2 After the meat has marinated, strain the filling and squeeze it by hand, with a plate with weight on top and/or using a cheese cloth to eliminate some of the marinade liquid.
3 Roll the pastry to make a rectangle of around 16” by 8” (for around 12 servings), and reinforce the central part, where the filling will be placed. Pierce the central area with a fork. Place your filling on the pastry rectangle, and fold in the sides (they should only cover the side of the filling, not the top) and the ends. Use water or the marinade liquid to seal the dough.
4 Make another pastry rectangle of 13” by 5” (approx.) so that it tops the filling. Keep some pastry for the decoration. Make 1 or 2 “chimneys” (holes in the dough) to let the liquid and steam escape.
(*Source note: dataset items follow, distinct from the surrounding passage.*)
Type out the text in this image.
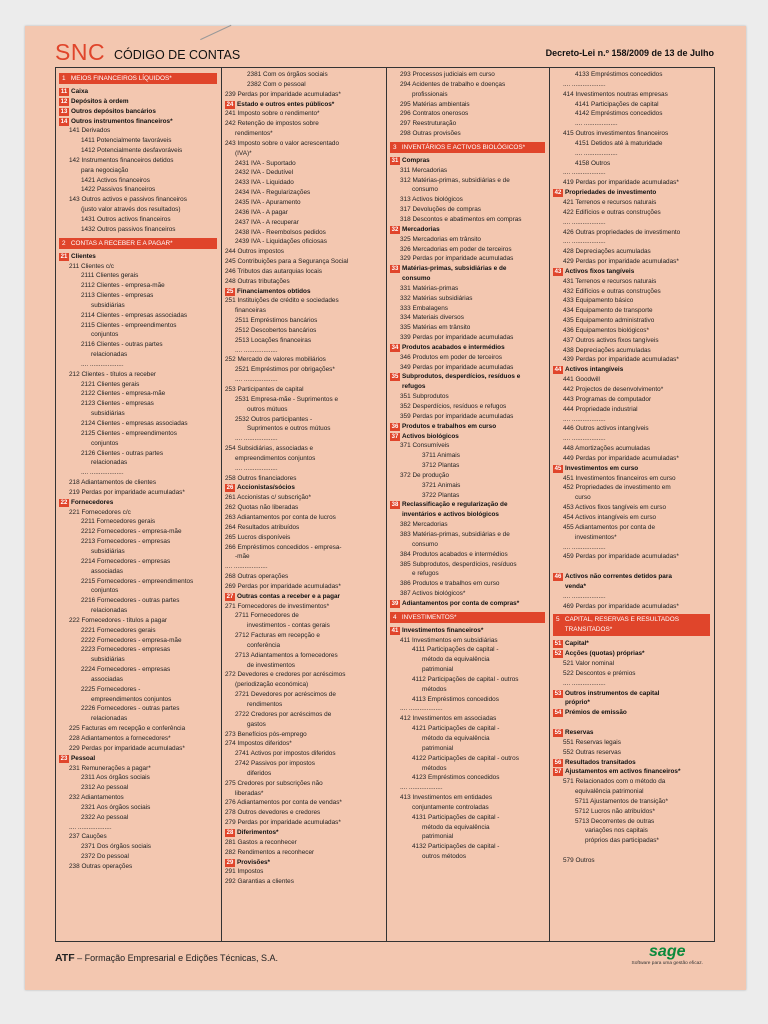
SNC CÓDIGO DE CONTAS	Decreto-Lei n.º 158/2009 de 13 de Julho
1   MEIOS FINANCEIROS LÍQUIDOS*
11 Caixa
12 Depósitos à ordem
13 Outros depósitos bancários
14 Outros instrumentos financeiros*
141 Derivados
1411 Potencialmente favoráveis
1412 Potencialmente desfavoráveis
142 Instrumentos financeiros detidos
para negociação
1421 Activos financeiros
1422 Passivos financeiros
143 Outros activos e passivos financeiros
(justo valor através dos resultados)
1431 Outros activos financeiros
1432 Outros passivos financeiros
2   CONTAS A RECEBER E A PAGAR*
21 Clientes
211 Clientes c/c
2111 Clientes gerais
2112 Clientes - empresa-mãe
2113 Clientes - empresas
subsidiárias
2114 Clientes - empresas associadas
2115 Clientes - empreendimentos
conjuntos
2116 Clientes - outras partes
relacionadas
.... ...................
212 Clientes - títulos a receber
2121 Clientes gerais
2122 Clientes - empresa-mãe
2123 Clientes - empresas
subsidiárias
2124 Clientes - empresas associadas
2125 Clientes - empreendimentos
conjuntos
2126 Clientes - outras partes
relacionadas
.... ...................
218 Adiantamentos de clientes
219 Perdas por imparidade acumuladas*
22 Fornecedores
221 Fornecedores c/c
2211 Fornecedores gerais
2212 Fornecedores - empresa-mãe
2213 Fornecedores - empresas
subsidiárias
2214 Fornecedores - empresas
associadas
2215 Fornecedores - empreendimentos
conjuntos
2216 Fornecedores - outras partes
relacionadas
222 Fornecedores - títulos a pagar
2221 Fornecedores gerais
2222 Fornecedores - empresa-mãe
2223 Fornecedores - empresas
subsidiárias
2224 Fornecedores - empresas
associadas
2225 Fornecedores -
empreendimentos conjuntos
2226 Fornecedores - outras partes
relacionadas
225 Facturas em recepção e conferência
228 Adiantamentos a fornecedores*
229 Perdas por imparidade acumuladas*
23 Pessoal
231 Remunerações a pagar*
2311 Aos órgãos sociais
2312 Ao pessoal
232 Adiantamentos
2321 Aos órgãos sociais
2322 Ao pessoal
.... ...................
237 Cauções
2371 Dos órgãos sociais
2372 Do pessoal
238 Outras operações
2381 Com os órgãos sociais
2382 Com o pessoal
239 Perdas por imparidade acumuladas*
24 Estado e outros entes públicos*
241 Imposto sobre o rendimento*
242 Retenção de impostos sobre
rendimentos*
243 Imposto sobre o valor acrescentado
(IVA)*
2431 IVA - Suportado
2432 IVA - Dedutível
2433 IVA - Liquidado
2434 IVA - Regularizações
2435 IVA - Apuramento
2436 IVA - A pagar
2437 IVA - A recuperar
2438 IVA - Reembolsos pedidos
2439 IVA - Liquidações oficiosas
244 Outros impostos
245 Contribuições para a Segurança Social
246 Tributos das autarquias locais
248 Outras tributações
25 Financiamentos obtidos
251 Instituições de crédito e sociedades
financeiras
2511 Empréstimos bancários
2512 Descobertos bancários
2513 Locações financeiras
.... ...................
252 Mercado de valores mobiliários
2521 Empréstimos por obrigações*
.... ...................
253 Participantes de capital
2531 Empresa-mãe - Suprimentos e
outros mútuos
2532 Outros participantes -
Suprimentos e outros mútuos
.... ...................
254 Subsidiárias, associadas e
empreendimentos conjuntos
.... ...................
258 Outros financiadores
26 Accionistas/sócios
261 Accionistas c/ subscrição*
262 Quotas não liberadas
263 Adiantamentos por conta de lucros
264 Resultados atribuídos
265 Lucros disponíveis
266 Empréstimos concedidos - empresa-
-mãe
.... ...................
268 Outras operações
269 Perdas por imparidade acumuladas*
27 Outras contas a receber e a pagar
271 Fornecedores de investimentos*
2711 Fornecedores de
investimentos - contas gerais
2712 Facturas em recepção e
conferência
2713 Adiantamentos a fornecedores
de investimentos
272 Devedores e credores por acréscimos
(periodização económica)
2721 Devedores por acréscimos de
rendimentos
2722 Credores por acréscimos de
gastos
273 Benefícios pós-emprego
274 Impostos diferidos*
2741 Activos por impostos diferidos
2742 Passivos por impostos
diferidos
275 Credores por subscrições não
liberadas*
276 Adiantamentos por conta de vendas*
278 Outros devedores e credores
279 Perdas por imparidade acumuladas*
28 Diferimentos*
281 Gastos a reconhecer
282 Rendimentos a reconhecer
29 Provisões*
291 Impostos
292 Garantias a clientes
293 Processos judiciais em curso
294 Acidentes de trabalho e doenças
profissionais
295 Matérias ambientais
296 Contratos onerosos
297 Reestruturação
298 Outras provisões
3   INVENTÁRIOS E ACTIVOS BIOLÓGICOS*
31 Compras
311 Mercadorias
312 Matérias-primas, subsidiárias e de
consumo
313 Activos biológicos
317 Devoluções de compras
318 Descontos e abatimentos em compras
32 Mercadorias
325 Mercadorias em trânsito
326 Mercadorias em poder de terceiros
329 Perdas por imparidade acumuladas
33 Matérias-primas, subsidiárias e de
consumo
331 Matérias-primas
332 Matérias subsidiárias
333 Embalagens
334 Materiais diversos
335 Matérias em trânsito
339 Perdas por imparidade acumuladas
34 Produtos acabados e intermédios
346 Produtos em poder de terceiros
349 Perdas por imparidade acumuladas
35 Subprodutos, desperdícios, resíduos e
refugos
351 Subprodutos
352 Desperdícios, resíduos e refugos
359 Perdas por imparidade acumuladas
36 Produtos e trabalhos em curso
37 Activos biológicos
371 Consumíveis
3711 Animais
3712 Plantas
372 De produção
3721 Animais
3722 Plantas
38 Reclassificação e regularização de
inventários e activos biológicos
382 Mercadorias
383 Matérias-primas, subsidiárias e de
consumo
384 Produtos acabados e intermédios
385 Subprodutos, desperdícios, resíduos
e refugos
386 Produtos e trabalhos em curso
387 Activos biológicos*
39 Adiantamentos por conta de compras*
4   INVESTIMENTOS*
41 Investimentos financeiros*
411 Investimentos em subsidiárias
4111 Participações de capital -
método da equivalência
patrimonial
4112 Participações de capital - outros
métodos
4113 Empréstimos concedidos
.... ...................
412 Investimentos em associadas
4121 Participações de capital -
método da equivalência
patrimonial
4122 Participações de capital - outros
métodos
4123 Empréstimos concedidos
.... ...................
413 Investimentos em entidades
conjuntamente controladas
4131 Participações de capital -
método da equivalência
patrimonial
4132 Participações de capital -
outros métodos
4133 Empréstimos concedidos
.... ...................
414 Investimentos noutras empresas
4141 Participações de capital
4142 Empréstimos concedidos
.... ...................
415 Outros investimentos financeiros
4151 Detidos até à maturidade
.... ...................
4158 Outros
.... ...................
419 Perdas por imparidade acumuladas*
42 Propriedades de investimento
421 Terrenos e recursos naturais
422 Edifícios e outras construções
.... ...................
426 Outras propriedades de investimento
.... ...................
428 Depreciações acumuladas
429 Perdas por imparidade acumuladas*
43 Activos fixos tangíveis
431 Terrenos e recursos naturais
432 Edifícios e outras construções
433 Equipamento básico
434 Equipamento de transporte
435 Equipamento administrativo
436 Equipamentos biológicos*
437 Outros activos fixos tangíveis
438 Depreciações acumuladas
439 Perdas por imparidade acumuladas*
44 Activos intangíveis
441 Goodwill
442 Projectos de desenvolvimento*
443 Programas de computador
444 Propriedade industrial
.... ...................
446 Outros activos intangíveis
.... ...................
448 Amortizações acumuladas
449 Perdas por imparidade acumuladas*
45 Investimentos em curso
451 Investimentos financeiros em curso
452 Propriedades de investimento em
curso
453 Activos fixos tangíveis em curso
454 Activos intangíveis em curso
455 Adiantamentos por conta de
investimentos*
.... ...................
459 Perdas por imparidade acumuladas*
46 Activos não correntes detidos para
venda*
.... ...................
469 Perdas por imparidade acumuladas*
5   CAPITAL, RESERVAS E RESULTADOS
TRANSITADOS*
51 Capital*
52 Acções (quotas) próprias*
521 Valor nominal
522 Descontos e prémios
.... ...................
53 Outros instrumentos de capital
próprio*
54 Prémios de emissão
55 Reservas
551 Reservas legais
552 Outras reservas
56 Resultados transitados
57 Ajustamentos em activos financeiros*
571 Relacionados com o método da
equivalência patrimonial
5711 Ajustamentos de transição*
5712 Lucros não atribuídos*
5713 Decorrentes de outras
variações nos capitais
próprios das participadas*
579 Outros
ATF – Formação Empresarial e Edições Técnicas, S.A.	sage
Software para uma gestão eficaz.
With the leftover dough, make one or two doughnut-shaped circles of dough) to reinforce the chimneys, along with some other decorative shapes (generally leaf shapes, but of course any other shape won’t change the taste).
5 Brush the pastry with the egg yolk for coloration. Make some decorative stripes on the top if you wish.
6 Prepare a baking sheet or a pizza stone with a sheet of floured parchment paper. Bake in a preheated oven for around 20-25 minutes at 420 degrees F. (less if you have a convection oven), then at 380 degrees F. for another 20-25 minutes, for a total cooking time of 45-50 minutes. Let cool down and serve lukewarm… with, of course, a bottle (at least) of Alsatian Riesling.